Phoenix Equipement, la start-up isarienne dans la défense qui promeut le « made in France »
La start-up, installée à Venette, propose des équipements individuels adaptés aux besoins des militaires et des forces de l’ordre. Avec un objectif : concevoir et fabriquer en France un produit de qualité.
Surmonter les obstacles, Franck Bourdelle en a l’habitude. Au sens propre, au travers de son expérience de plusieurs années au sein de la réserve de l’armée de terre. Mais également au sens figuré, tant la création de son entreprise - en 2019, Phoénix Equipement basée à Venette - a rencontré d’imprévus, petits et grands.
« Depuis des années, la France accuse un retard dans le domaine des équipements individuels militaires et des forces de l’ordre.

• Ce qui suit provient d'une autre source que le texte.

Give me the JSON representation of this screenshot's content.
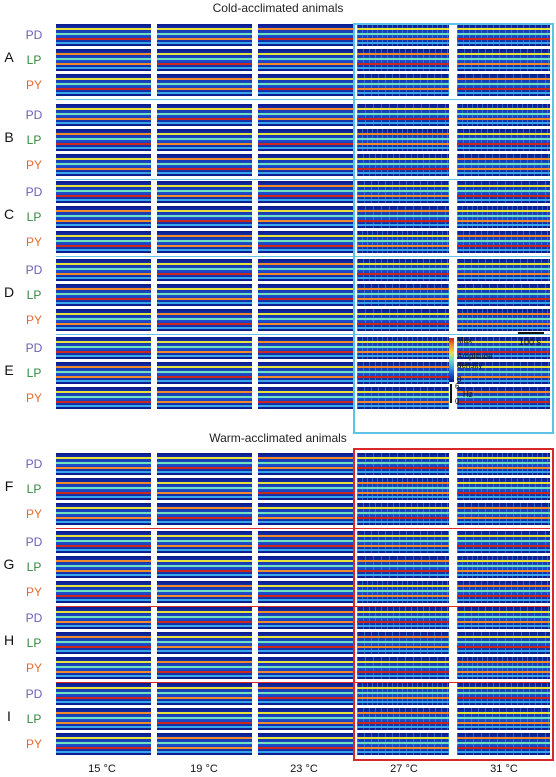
{
  "titles": {
    "cold": "Cold-acclimated animals",
    "warm": "Warm-acclimated animals"
  },
  "groups": [
    {
      "key": "cold",
      "rows": [
        "A",
        "B",
        "C",
        "D",
        "E"
      ],
      "color": "#5ec3e6"
    },
    {
      "key": "warm",
      "rows": [
        "F",
        "G",
        "H",
        "I"
      ],
      "color": "#d8282a"
    }
  ],
  "neurons": [
    "PD",
    "LP",
    "PY"
  ],
  "temperatures": [
    "15 °C",
    "19 °C",
    "23 °C",
    "27 °C",
    "31 °C"
  ],
  "scalebar": {
    "label": "100 s"
  },
  "colorbar": {
    "max": "Max",
    "zero": "0",
    "title_line1": "Amplitude",
    "title_line2": "density",
    "freq_top": "6",
    "freq_unit": "Hz",
    "freq_zero": "0",
    "colors": [
      "#0a1a8c",
      "#1f4fd0",
      "#37a6ea",
      "#6fe0c0",
      "#e6e23a",
      "#f08a2a",
      "#c8281e"
    ]
  }
}
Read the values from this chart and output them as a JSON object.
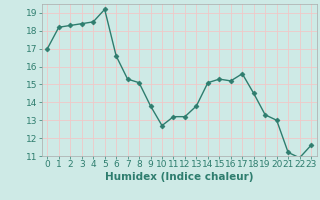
{
  "x": [
    0,
    1,
    2,
    3,
    4,
    5,
    6,
    7,
    8,
    9,
    10,
    11,
    12,
    13,
    14,
    15,
    16,
    17,
    18,
    19,
    20,
    21,
    22,
    23
  ],
  "y": [
    17.0,
    18.2,
    18.3,
    18.4,
    18.5,
    19.2,
    16.6,
    15.3,
    15.1,
    13.8,
    12.7,
    13.2,
    13.2,
    13.8,
    15.1,
    15.3,
    15.2,
    15.6,
    14.5,
    13.3,
    13.0,
    11.2,
    10.9,
    11.6
  ],
  "line_color": "#2e7d6e",
  "marker": "D",
  "marker_size": 2.5,
  "bg_color": "#ceeae6",
  "grid_color": "#f0c8c8",
  "xlabel": "Humidex (Indice chaleur)",
  "xlim": [
    -0.5,
    23.5
  ],
  "ylim": [
    11,
    19.5
  ],
  "yticks": [
    11,
    12,
    13,
    14,
    15,
    16,
    17,
    18,
    19
  ],
  "xticks": [
    0,
    1,
    2,
    3,
    4,
    5,
    6,
    7,
    8,
    9,
    10,
    11,
    12,
    13,
    14,
    15,
    16,
    17,
    18,
    19,
    20,
    21,
    22,
    23
  ],
  "xlabel_fontsize": 7.5,
  "tick_fontsize": 6.5,
  "line_width": 1.0
}
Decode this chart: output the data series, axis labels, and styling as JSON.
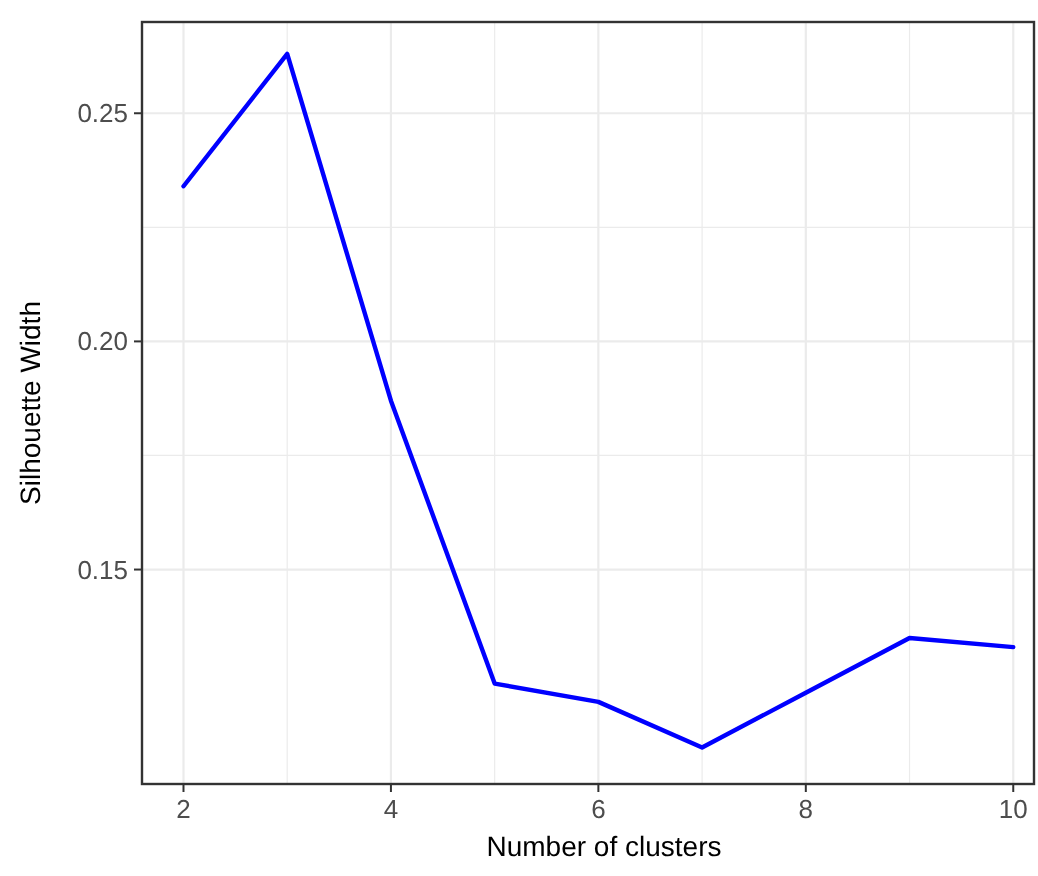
{
  "chart_data": {
    "type": "line",
    "xlabel": "Number of clusters",
    "ylabel": "Silhouette Width",
    "x": [
      2,
      3,
      4,
      5,
      6,
      7,
      8,
      9,
      10
    ],
    "series": [
      {
        "color": "#0000ff",
        "values": [
          0.234,
          0.263,
          0.187,
          0.125,
          0.121,
          0.111,
          0.123,
          0.135,
          0.133
        ]
      }
    ],
    "xlim": [
      1.6,
      10.2
    ],
    "xticks": [
      2,
      4,
      6,
      8,
      10
    ],
    "ylim": [
      0.103,
      0.27
    ],
    "yticks": [
      0.15,
      {
        "value": 0.2,
        "label": "0.20"
      },
      0.25
    ],
    "grid": true,
    "marker": "none",
    "line_style": "solid"
  }
}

Nous voulons participer à combler ce retard en proposant des équipements individuels adaptés aux besoins et produits en France, avec des matières de qualité, souvent recyclables et toujours traçables », explique Franck Bourdelle, épaulé, depuis décembre 2021, par Thibaud Mennesson, ayant également plusieurs expériences au sein de l’armée, qui a pris la suite d’un premier associé.
Parmi les innovations de l’entreprise, Crokyd™ est un crochet permettant d’attacher et de sécuriser ses clés et petits objets à une ceinture, une sangle ou un vêtement. Ou encore le Beltaptor™, un adaptateur de ceinture pour poches. L’entreprise travaille également sur les motifs de camouflages, et fait de la recherche et développement pour les entreprises et les institutions selon leurs besoins.
La difficulté à trouver des financeurs
L’aventure débute en 2016 avec une participation au concours Mode Défense dans la catégorie "treillis du futur". « J’ai présenté une idée de motif de camouflage, c’est un sujet qui m’intéresse depuis longtemps à titre personnel », explique Franck Bourdelle. La proposition est remarquée. Même si elle n’aboutit pas en tant que telle, « il est très complexe de modifier l’uniforme d’une armée complète ». Cela permet à Franck Bourdelle d’intégrer, en 2018, le très prestigieux Label Generate du Gicat parrainant des start-ups œuvrant dans le secteur de la défense et de la sécurité. Il faut dire qu’il a de nombreuses idées à développer ! « J’étais déjà auto-entrepreneur et je travaillais sur des modifications d’équipements », poursuit-il.
Le jury qui examine le dossier de Franck Bourdelle compte parmi ses membres Emmanuel Chiva, directeur de l'Agence de l'innovation de défense. « Là, la récréation était finie, j’ai compris que le bricolage dans le garage ce n’était plus possible ! Je suis parti à la recherche d’un associé et j’ai créé une SAS », résume, avec humour le chef d’entreprise.
La recherche de financements s’avère complexe, les banques tout comme les business Angels sont frileux, malheureusement un constat récurrent pour les start-ups de la défense et de la sécurité. Ce qui conduira Franck Bourdelle à témoigner devant des membres de la Commission Défense de l’Assemblée nationale à ce sujet. « Cela a permis une réaction en chaîne qui a abouti la création de fonds d’investissements spécifiques, mais il a fallu deux ans ».
Face au Covid
Ce qui n’empêche pas Phoenix Equipement d’avancer… pour faire face au Covid en 2020. À cette époque, pas si lointaine, l’entreprise décide d’être solidaire tout en démontrant son savoir-faire et sa réactivité. Elle met au point bénévolement, dans des délais très courts, les seules visières retenues par l’appel à projets français officiel du service de santé des armées, dont elle imprime des milliers exemplaires gracieusement. Un crochet d’hygiène est également mis au point, pour ouvrir les portes, fenêtres… sélectionné par l'Armée de Terre pour être imprimé selon les besoins, en interne. « Il a été imprimé près de 6 000 fois par l’armée et plus de 5 000 fois par des tiers », souligne Franck Bourdelle.
Dernier succès en date, l’entrée dans le programme Centurion, l’année dernière, porté par le ministère des Armées, visant à favoriser l’innovation au combat. En 2021 toujours, un ampoulier a été développé pour répondre aux besoins militaires. Si les idées, les compétences et la réactivité de la start-up sont démontrées, il lui reste à faire la différence face à une concurrence effrénée. « Sur un appel d’offres, où nous avions cinq concurrents étrangers, nous avons obtenu la meilleure note technique et la plus mauvaise note pour le prix. Nous étions 4,3 fois plus chers que le concurrent étranger, le plus cher dont le travail de conception a une douzaine d’années », constate Franck Bourdelle. Lequel regrette que les enjeux d’une fabrication nationale soient encore si mal appréhendés pour les équipements individuels, en pratique, dans ce secteur sensible.